The interview process for return-to-work programs is much like the interview process for any other job, except that you may or may not be asked about your time off. Once an applicant is accepted into a returnship program, they’ll receive significantly more on-the-job training than a regular employee, with the possibility of mentorship and career coaching. Most company in-house returnship programs give re-launchers the opportunity to land a full-time role at the end of their program.
“The good thing is when it comes to apprenticeships and these talent acquisition programs as a whole, there’s a usually a high conversion rate where candidates land a full-time position, typically around the 90% benchmark,” said Adams. “I wouldn’t go into the role thinking of it as a short-term arrangement.”

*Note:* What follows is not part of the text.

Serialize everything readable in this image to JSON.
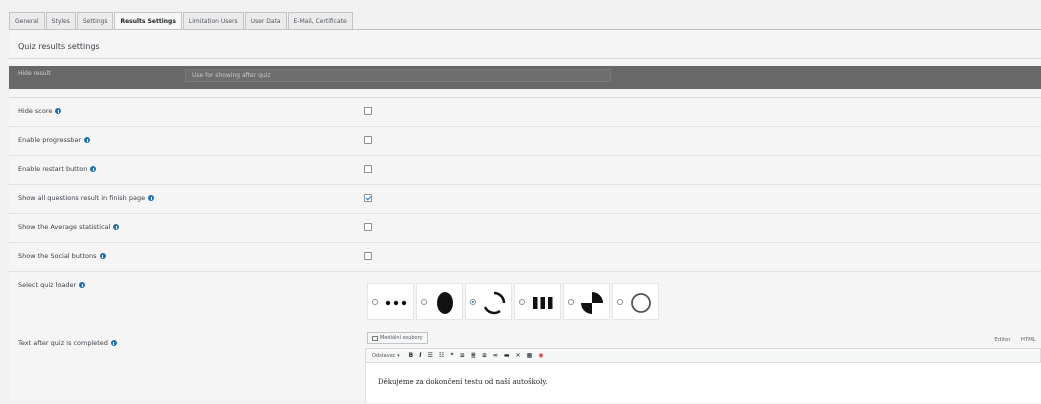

Just like college students are advised to treat an internship like a full-time job (or even an ongoing job interview), returnships offer an opportunity to set down roots at a company you admire.
“You have this awesome opportunity to really understand the company culture, how the company functions, how they work,” said Kwok. “The other thing I think is really important is to build your network internally because you want to be able to develop advocates who can vouch for your skills, your experience, and what you can bring to the table at a company.”